Na mitologia, as Graças eram três irmãs que nunca se separavam. Delas vêm “gratidão” e
“gratuito”. As outras divindades se tornavam ainda mais potentes e
generosas quando buscavam a companhia das Graças.
Quando Atena, a deusa da sabedoria, andava na companhia das Graças,
o conhecimento que vinha dela não apenas instruía teoricamente,
mas também deixava quem aprendia em graça, aumentando a potência da vida.
Eros também buscava a companhia das Graças quando queria que o amor que ele dava fosse também um estado de graça: afeto que se dá e recebe , sem cobranças.
E quando os deuses queriam saber quem entre os seres humanos eram gratos,
eles ofereciam seus dons junto com as Graças,
e assim sabiam quem, aos recebê-los, ficavam agradecidos .
Pois quem é agradecido é confiável.
As Graças não são exatamente a alegria ou a felicidade, pois elas vêm antes desses estados, e muitas vezes são as Graças que nos amparam nos momentos de tristeza e infelicidade.

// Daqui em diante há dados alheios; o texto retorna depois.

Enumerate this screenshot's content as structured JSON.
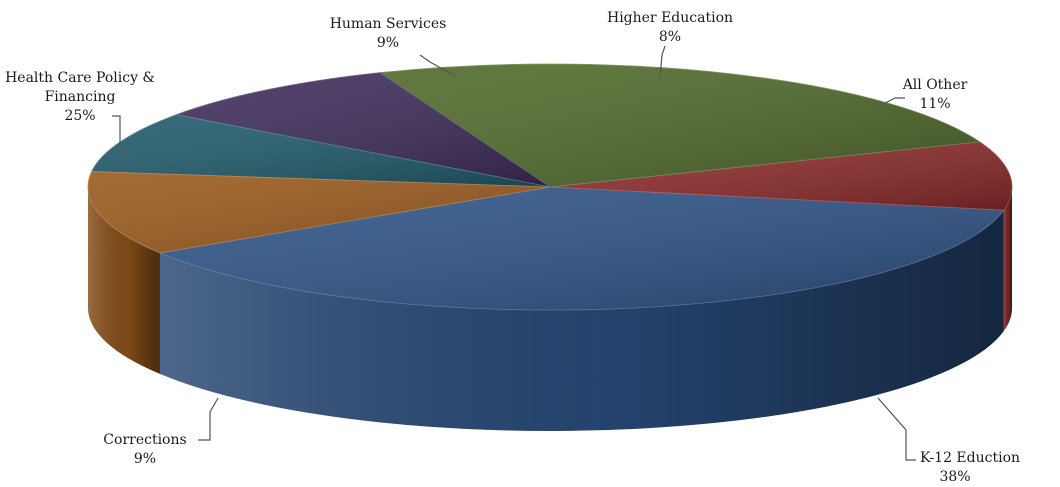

As Graças são o contrário das Moiras, que também eram três irmãs. Enquanto as Moiras querem nos impor um Destino férreo que se paga com o preço da morte, as Graças ofertam mais vida de graça, mesmo quando nos julgavam vencidos e mortos. E por esse sopro de vida a mais as Graças nada cobram, apenas esperam que nos tornemos gratos. Pois daquilo que se recebe de graça ninguém é o dono ou proprietário: o que se recebe das Graças é para ser partilhado.
Certa vez, Orfeu acordou de manhã e percebeu que Eurídice, seu par, já estava desperta. Ela estava diante de uma penteadeira penteando-se, enquanto cantarolava baixinho uma canção. Ela não cantava a canção inteira, apenas o ritornelo, o refrão.
De repente, Eurídice viu, pelo espelho, a expressão de Orfeu a olhá-la. Admirado, parecia que o poeta via uma obra de arte a qual não faltava nada.
Eurídice perguntou: “O que foi!?” E o poeta pediu: “Não pare, faça de novo o que você estava fazendo!...” “Mas o que eu estava fazendo?” “Você estava se olhando, mas sem se julgar ou comparar; você estava cantando sem razão ou motivo, mas como fazia sentido o seu cantar!”
“Ah, então era isso!? Farei de novo...”
Porém, por mais que Eurídice tentasse fazer de forma programada o que fizera de maneira espontânea, ela não conseguia repetir o que vivera de forma gratuita e com graça, sem distanciamento com a vida.
Nas tradições órficas, “Eurídice” é um dos nomes da Alma, assim como “Psiquê” e “Pneuma”. Quando o poeta canta a vida em graça, é porque sua Alma-Eurídice foi despertada à vida pelas próprias Graças.
O contrário da vida não é a morte. O contrário da vida é uma existência sem-graça que atrai e produz des-graças. Uma existência assim é anti-poesia: com tudo e todos, ela é não confiável, in-grata.